A large number of Tn10 insertions into genes with known functions have been established in S. typhimurium LT2 in a great range of laboratories. We transferred Tn10 insertions from S. typhimurium LT2 to S. paratyphi C by bacteriophage P22 mediated transduction to locate these genes through homologous recombination. As P22 infects only Salmonella serovars that express O12 antigen but S. paratyphi C does not have O12, we transferred the cosmid pPR1347 [42] carrying the genes coding for the long chain O antigen into S. paratyphi C RKS4594 to make it sensitive to P22. The P22 transduction experiments have been described previously [19]. Briefly, we made P22 lysates from a selected set of Tn10 insertion mutants of S. typhimurium LT2 by growing a 3 ml overnight culture in LB broth of these selected Tn10 mutants and inoculating these cultures with phage P22 at a multiplicity of infection of 1:100, followed by co-incubation for 6 hours. After removal of the cell debris by centrifugation, the lysates, which contained approximately 1011pfu/ml of phage particles, were ready for use in the transduction.

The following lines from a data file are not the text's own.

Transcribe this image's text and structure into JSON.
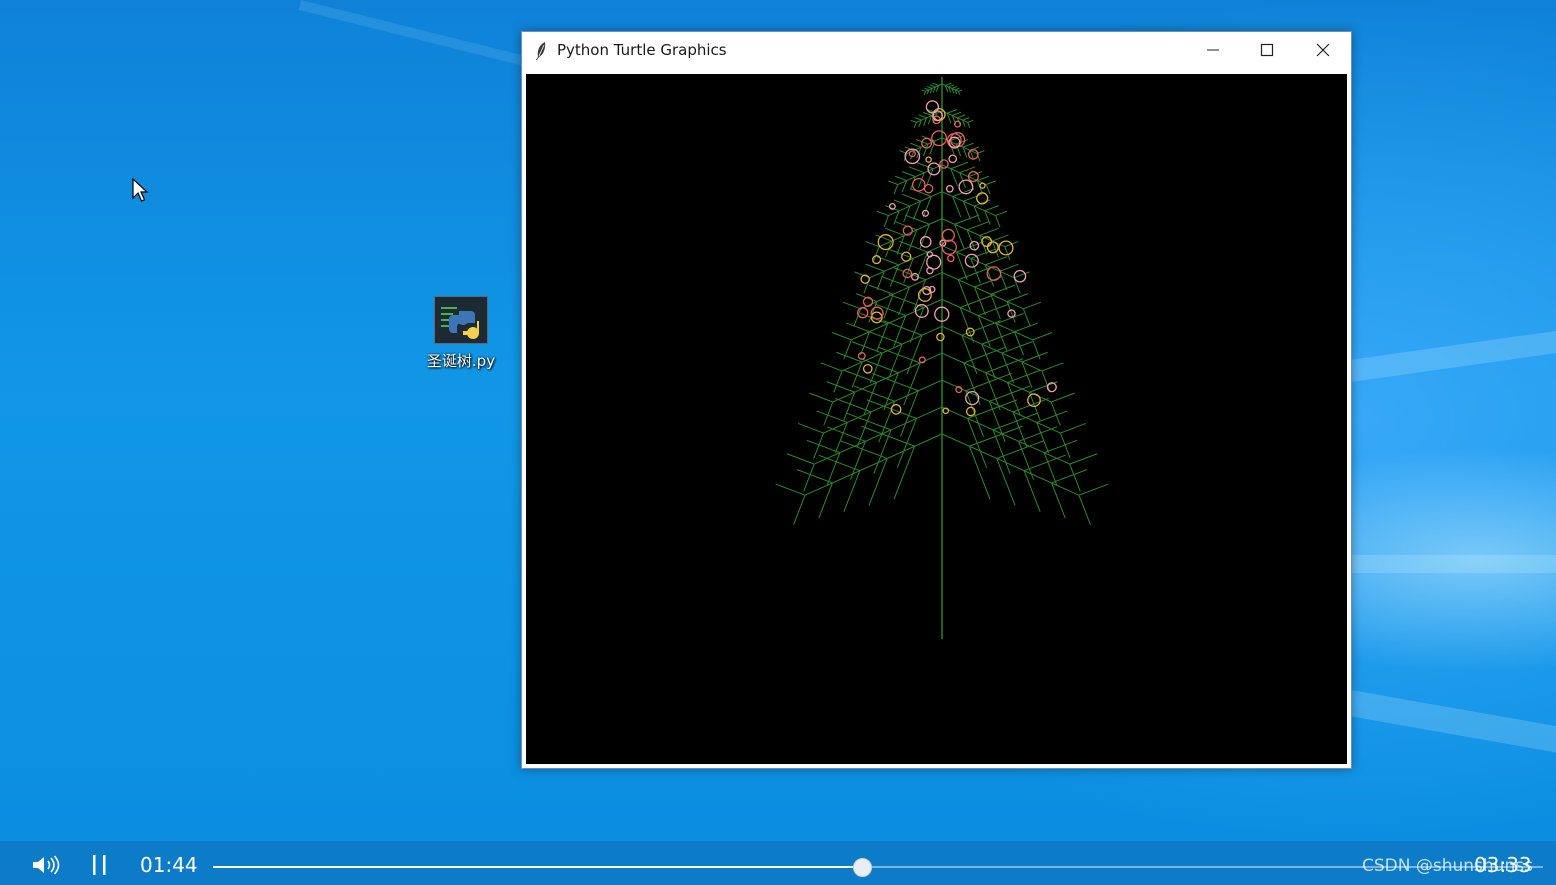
{
  "window": {
    "title": "Python Turtle Graphics",
    "minimize_glyph": "—",
    "maximize_glyph": "☐",
    "close_glyph": "✕",
    "canvas_background": "#000000",
    "tree_color": "#2c8a2c",
    "ornament_colors": [
      "#e8605a",
      "#e2b23a",
      "#f0a0b0"
    ]
  },
  "desktop": {
    "file_icon_label": "圣诞树.py",
    "background_color": "#1197e6"
  },
  "player": {
    "current_time": "01:44",
    "total_time": "03:33",
    "progress": 0.488,
    "watermark": "CSDN @shunshunss"
  },
  "icons": {
    "volume": "volume-icon",
    "pause": "pause-icon",
    "cursor": "mouse-cursor-icon",
    "feather": "tk-feather-icon",
    "python": "python-file-icon"
  }
}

For transferring the Tn10 insertions to S. paratyphi C, we spread 100 μl overnight culture of S. paratyphi C carrying pPR1347 and 10 μl lysate onto an LB plate containing tetracycline. A colony was picked up and re-streaked on another tetracycline plate for single colony isolation. One colony from the second tetracycline plate was used for phenotype tests and mapping.

Enzymes and chemicals

I-CeuI, AvrII and SpeI were purchased from New England BioLabs; XbaI and proteinase K were from Roche. Most other chemicals were from the Sigma Chemical Co.

Authors' contributions

GRL and DQ initiated the PFGE experiments; WQL, GRL and JQL completed the physical mapping; XYH, JD, GMX, LW and FMZ were involved in construction of a P22 sensitive strain of RKS4594 by introducing into the bacteria the cosmid pPR1347 that carries O12 encoding genes, bacterial culture, Tn10 insertion inactivation, DNA isolation, and phenotype testing; RNJ and SLL coordinated the work; WQL and SLL produced the manuscript.